HUZUR KURUMSAL KOORDİNASYONLARLA MÜMKÜN?
Hep ifade etmişimdir!.. Ki, etmeye de devam edeceğim.. Birileri gocunabilir, ya da kendine özgü, gerekçeler de sıralayabilir!.. Ama hakikat, tektir diyorum!.. Kimse de, gerçeklere gözünü kapatamaz!.. Bir şehri marka şehir yapan, bizatihi o kentin, 7’den 70’ine olan, ahalisidir!..
Yani o şehrin insanlarıdır… Özünde yatan da, doğup, büyüdüğü, yaşadığı, havasını solduğu, şehre dair kent milliyetçiliğinden tavizsiz olması gerektiği ilkesidir..?
***
Bu şehrin yaşayanı olarak, kendime şiar edindiğim bir slogan var.. Ki kadim, okurlarım da bilirler.. Diyarbakır’a dair bir söylem ve eylem geliştiğinde, benim için, akan sular durur..
Hele ki, o kentin, huzuru, güveni, istikrarından söz ediliyorsa!… Daha açık ifadeyle, refahı ve sosyo-ekonomik, kültürel kazanım veya kayıpları masaya yatırılmışsa, illa ki müdahil olurum!.. Tarafım da nettir… Kötüye, ehliyetsizliğe, keyfiyete tepki dozajım yüksek olur.. Aynı minvalde, iyiye, güzele ve liyakatli tutuma, alkış tutar sahiplenirim!!…
***
Ne dedik, şehri marka şehir haline getiren, kent ahalisidir… Lakin, şu da olmazsa olmazdır, o markanın tescilinde!.. Çünkü şehri yaşanır kılan bir de, o şehrin idari mekanizmasındaki, ehil ve liyakat ölçüsüdür.. İster seçilmiş, ister atınmış olsun, fark etmezdir!…

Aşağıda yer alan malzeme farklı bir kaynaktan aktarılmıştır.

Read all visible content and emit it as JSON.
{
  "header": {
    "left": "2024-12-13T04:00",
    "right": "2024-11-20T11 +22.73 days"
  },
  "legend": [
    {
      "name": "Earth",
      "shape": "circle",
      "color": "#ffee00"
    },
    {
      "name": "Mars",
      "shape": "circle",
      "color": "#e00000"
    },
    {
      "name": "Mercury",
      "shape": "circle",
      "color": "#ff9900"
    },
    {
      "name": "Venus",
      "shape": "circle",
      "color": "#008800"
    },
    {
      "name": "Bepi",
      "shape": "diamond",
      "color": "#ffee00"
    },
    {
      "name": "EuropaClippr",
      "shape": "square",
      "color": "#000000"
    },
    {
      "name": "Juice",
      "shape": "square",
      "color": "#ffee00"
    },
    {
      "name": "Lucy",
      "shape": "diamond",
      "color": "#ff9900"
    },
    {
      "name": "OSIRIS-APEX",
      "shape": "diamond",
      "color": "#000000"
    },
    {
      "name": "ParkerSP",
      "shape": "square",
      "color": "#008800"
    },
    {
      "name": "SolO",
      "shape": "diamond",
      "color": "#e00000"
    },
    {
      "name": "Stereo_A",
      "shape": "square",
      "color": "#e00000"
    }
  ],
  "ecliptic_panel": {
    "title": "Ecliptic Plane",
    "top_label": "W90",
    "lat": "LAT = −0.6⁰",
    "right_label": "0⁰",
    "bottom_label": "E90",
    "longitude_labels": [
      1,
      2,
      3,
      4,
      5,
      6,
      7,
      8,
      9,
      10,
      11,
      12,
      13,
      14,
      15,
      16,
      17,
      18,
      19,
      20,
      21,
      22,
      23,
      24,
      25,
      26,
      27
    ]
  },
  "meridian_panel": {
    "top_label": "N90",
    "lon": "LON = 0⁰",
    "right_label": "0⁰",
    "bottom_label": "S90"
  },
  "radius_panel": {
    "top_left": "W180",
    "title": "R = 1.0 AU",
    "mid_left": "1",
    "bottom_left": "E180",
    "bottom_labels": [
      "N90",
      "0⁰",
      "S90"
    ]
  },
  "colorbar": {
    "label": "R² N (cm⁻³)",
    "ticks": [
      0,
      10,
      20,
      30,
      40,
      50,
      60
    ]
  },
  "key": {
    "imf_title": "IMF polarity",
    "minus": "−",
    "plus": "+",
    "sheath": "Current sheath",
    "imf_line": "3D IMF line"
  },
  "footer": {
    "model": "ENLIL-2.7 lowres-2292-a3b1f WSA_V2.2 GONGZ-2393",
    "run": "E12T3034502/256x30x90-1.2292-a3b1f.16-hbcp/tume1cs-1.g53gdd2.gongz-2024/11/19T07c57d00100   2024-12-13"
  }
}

Yeter ki temsiliyet aldıkları makam, yetkilendikleri şehir açısından, bir bütünlük içerisinde olmalarıdır!.. Sorumluluk karinesi içerisinde, faallerse, netice hasıl olur!… Aksi takdirde, o şehir fecaat bir şekilde yaşanılmaz hale gelir?!..
***
Kadim şehir Diyarbakır’ın, çok eskilerine!.. Hatta beş on yıl öncesine gitmek istemiyorum!.. Sürekli klişeleşmiş ifadeler kullanılır bu dönemlere ilişkin…. Çünkü acı dönemlerdir, o dönemler!.. Kimse tasvip etmez, bir daha yaşanılmasını da istemez!.. Hendek ve barikat terörü, şiddet, baskınlar, insanlık dışı muameleler.. Yani enva-i terörize edici atmosferlerle, anılan bir şehir diye söze girilmesini artık istemiyorum!.. Bu yöndeki beyanların, terk-i diyar edilmesi gerektiğini haykıranım!. Şehri yaşanılır kılan pozitif yönlerine odaklanmak lazım!…
***
İşte bu noktada hareketle, özellikle son bir iki yıldır büyükşehirler de ki Diyarbakırımız da dahil, suç örgütlerinden söz edip duruyoruz.. Sorguluyoruz, suç örgütlerinin büyükşehirlerde nasıl istedikleri gibi at koşturabiliyorlar diye?.. Buna dair karşımıza hep şu neden çıkmaktadır?.. Kentin, asayişinden sorumlu üst düzey zevat, görev sorumluluğu karnesinde, ehil ve liyakatte zayıf kalmasıdır.. Koordinasyon zafiyetinin, üstünlüğü eline almasındandır!…
***
Şayet kentin valisi de, emniyet müdürü de, başsavcısı da, jandarması da!.. Genel itibariyle diğer güvenlik birimlerinin mekanizmasında bir koordinasyon, bir uyumlu işbirliği, yok ise, O kentin huzurlu olması, mümkün değil!..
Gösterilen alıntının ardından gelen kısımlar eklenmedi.